There are three types of jaundice: Normal, or physiologic jaundice, affecting the majority of newborns; pathologic jaundice, caused by medical conditions such as blood type incompatibilities (the most common cause), as well as prematurity, infection, liver damage from rubella, syphllis, or toxoplasmosis, and metabolic problems such as hypothyroidism; and late-onset, or breastmilk jaundice (probably caused by a factor in some mother's milk that seems to delay or prolong the excretion of excess bilirubin).
It is important to understand the different types of jaundice, because each has different causes, consequences, and treatments.
Physiologic jaundice affects nearly all newborns to some degree. It is more prevalent in certain ethnic groups, such as Chinese, Japanese, Korean, Hispanic, and Native Americans. If you define jaundice as bilirubin levels of greater than 10mg/dl, one study found that Japanese newborns were more than three times as likely to be jaundiced as white newborns. Babies who are premature or are low birth weight are more likely to become jaundiced. Babies who don't feed often enough during the early days, and who don't stool often, are also more likely to become jaundiced. This underscores the importance of early, frequent feedings. Colostrum (the sticky yellow fluid produced before the milk comes in) acts as a laxative. Bilirubin accumulates in the baby's stools, and if it isn't excreted, it re-circulates in his system. Frequent stooling helps lower bilirubin levels.

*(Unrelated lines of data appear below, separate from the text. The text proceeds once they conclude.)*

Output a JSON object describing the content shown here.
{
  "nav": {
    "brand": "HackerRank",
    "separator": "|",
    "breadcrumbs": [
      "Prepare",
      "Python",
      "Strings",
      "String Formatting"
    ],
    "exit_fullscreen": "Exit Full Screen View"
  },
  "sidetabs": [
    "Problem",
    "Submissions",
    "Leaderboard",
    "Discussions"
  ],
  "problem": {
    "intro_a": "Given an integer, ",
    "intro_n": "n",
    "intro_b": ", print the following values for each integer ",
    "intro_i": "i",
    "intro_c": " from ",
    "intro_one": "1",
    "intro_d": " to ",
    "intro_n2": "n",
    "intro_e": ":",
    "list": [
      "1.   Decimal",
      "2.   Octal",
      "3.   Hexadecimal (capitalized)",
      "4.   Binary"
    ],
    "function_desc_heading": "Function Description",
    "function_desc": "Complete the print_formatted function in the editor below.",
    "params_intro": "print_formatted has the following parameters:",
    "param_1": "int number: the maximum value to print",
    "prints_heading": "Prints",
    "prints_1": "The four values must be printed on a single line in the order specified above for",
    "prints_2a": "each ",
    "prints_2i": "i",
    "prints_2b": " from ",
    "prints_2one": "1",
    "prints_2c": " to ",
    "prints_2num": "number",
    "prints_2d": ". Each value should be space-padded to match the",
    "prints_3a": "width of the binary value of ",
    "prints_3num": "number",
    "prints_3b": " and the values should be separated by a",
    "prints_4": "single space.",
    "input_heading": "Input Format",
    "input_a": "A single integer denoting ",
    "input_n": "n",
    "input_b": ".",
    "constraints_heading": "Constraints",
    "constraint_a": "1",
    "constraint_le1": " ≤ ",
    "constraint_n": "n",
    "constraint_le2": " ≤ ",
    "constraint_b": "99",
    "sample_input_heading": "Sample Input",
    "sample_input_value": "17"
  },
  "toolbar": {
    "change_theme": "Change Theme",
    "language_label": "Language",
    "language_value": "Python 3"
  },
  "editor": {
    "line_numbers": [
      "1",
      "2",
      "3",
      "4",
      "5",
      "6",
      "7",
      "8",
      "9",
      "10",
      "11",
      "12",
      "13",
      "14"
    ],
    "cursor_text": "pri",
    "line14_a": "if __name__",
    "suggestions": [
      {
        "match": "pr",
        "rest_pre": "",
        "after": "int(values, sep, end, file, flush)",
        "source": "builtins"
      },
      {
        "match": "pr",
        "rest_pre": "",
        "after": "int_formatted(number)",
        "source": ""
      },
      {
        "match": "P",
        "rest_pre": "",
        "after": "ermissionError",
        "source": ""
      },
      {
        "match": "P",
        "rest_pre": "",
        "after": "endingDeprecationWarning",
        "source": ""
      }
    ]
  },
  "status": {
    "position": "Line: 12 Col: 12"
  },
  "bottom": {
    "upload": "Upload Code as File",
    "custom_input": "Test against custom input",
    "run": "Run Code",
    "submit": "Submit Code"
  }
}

  In the baby with physiologic jaundice, bilirubin levels will usually peak between the third and fifth days of life and are usually less than 12mg/dl. Occasionally they will go higher than 15mg/dl. Most doctors will monitor levels closely during this time, checking the baby's levels with a blood test, pricking his heel, toe, or finger. If the levels are rapidly rising, or are 20mg/dl or higher (lower levels are used with premature infants), phototherapy is often suggested. This is a treatment which involves exposing skin to blue range light which breaks down the bilirubin and makes it more easily excreted. Years ago, nurses found that babies who were in beds near sunny windows had lower bilirubin levels. Researchers then found that phototherapy can make bilirubin levels drop quickly. Untill the past few years, babies with high bilirubin levels had to be in the hospital for phototherapy treatments - now, with new technology, babies can receive phototherapy at home using bili-blankets, provided by home health care providers. In most cases, bilirubin levels drop rapidly after phototherapy is initiated, and once the levels begin to go down, they almost always continue to decline. Usually only a day or two or therapy is needed.
 
Most cases of physiologic jaundice will resolve without the use of phototherapy.

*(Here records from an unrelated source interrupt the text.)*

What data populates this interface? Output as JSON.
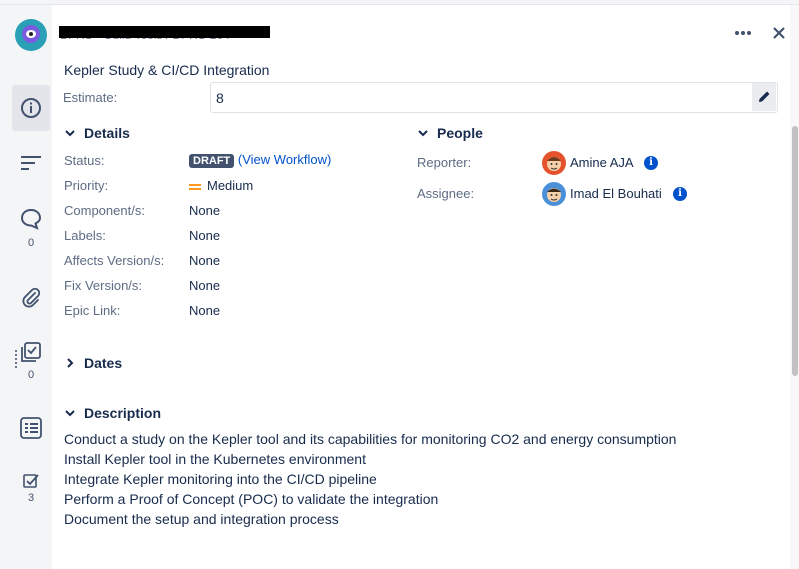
{
  "header": {
    "breadcrumb": "BPRS - Guild Tools / DPRS-204",
    "more_icon": "more-horizontal-icon",
    "close_icon": "close-icon"
  },
  "sidebar": {
    "items": [
      {
        "icon": "info-icon"
      },
      {
        "icon": "history-lines-icon"
      },
      {
        "icon": "comment-icon",
        "count": "0"
      },
      {
        "icon": "attachment-icon"
      },
      {
        "icon": "checklist-icon",
        "count": "0"
      },
      {
        "icon": "subtasks-icon"
      },
      {
        "icon": "checkbox-icon",
        "count": "3"
      }
    ]
  },
  "issue": {
    "summary": "Kepler Study & CI/CD Integration",
    "estimate_label": "Estimate:",
    "estimate_value": "8"
  },
  "details": {
    "heading": "Details",
    "status_label": "Status:",
    "status_badge": "DRAFT",
    "view_workflow": "(View Workflow)",
    "priority_label": "Priority:",
    "priority_value": "Medium",
    "component_label": "Component/s:",
    "component_value": "None",
    "labels_label": "Labels:",
    "labels_value": "None",
    "affects_label": "Affects Version/s:",
    "affects_value": "None",
    "fix_label": "Fix Version/s:",
    "fix_value": "None",
    "epic_label": "Epic Link:",
    "epic_value": "None"
  },
  "people": {
    "heading": "People",
    "reporter_label": "Reporter:",
    "reporter_name": "Amine AJA",
    "assignee_label": "Assignee:",
    "assignee_name": "Imad El Bouhati"
  },
  "dates": {
    "heading": "Dates"
  },
  "description": {
    "heading": "Description",
    "lines": [
      "Conduct a study on the Kepler tool and its capabilities for monitoring CO2 and energy consumption",
      "Install Kepler tool in the Kubernetes environment",
      "Integrate Kepler monitoring into the CI/CD pipeline",
      "Perform a Proof of Concept (POC) to validate the integration",
      "Document the setup and integration process"
    ]
  },
  "colors": {
    "link": "#0052cc",
    "draft_badge": "#42526e",
    "priority_medium": "#ff991f"
  }
}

Here are some suggestions for preventing and/or treating normal, physiologic jaundice:
  1. Feed your baby early and often. Remember that colostrum acts as a laxative, and frequent stooling lowers bilirubin levels. Keep track of urine and stool output (see article on "How to tell if your baby is getting enough milk").
  2. Avoid water supplements. Only 2%of the bilirubin is excreted in the urine, and 98% in the stools. Colostrum and milk contain fat, which stimulates bowel movements, and water can fill your baby up so that he is less interested in nursing.
  3. Encourage your baby to stay awake and to feed at least every two hours. One of the things jaundice does is make your baby sleepy, especially is he is " under the lights" . (See article on "Waking sleepy babies").
  4. Supplement with your expressed milk.  If your baby is sleepy at the breast, and is having fewer than three large bowel movements in 24 hours, consider expressing your milk after feedings and giving it to him (preferably not with a bottle at this stage - he may become confused by rubber nipples if he is only a few days old). Use a dropper, syringe, cup, or tube-feeding device if possible. If your only option is hand expression or manual pumping, you may want to consider renting an electric pump for a few days until the bilirubin levels go down. Babies are often sleepy and lazy nursers as long as their levels are elevated, and the pump can provide extra stimulation to ensure an adequate supply.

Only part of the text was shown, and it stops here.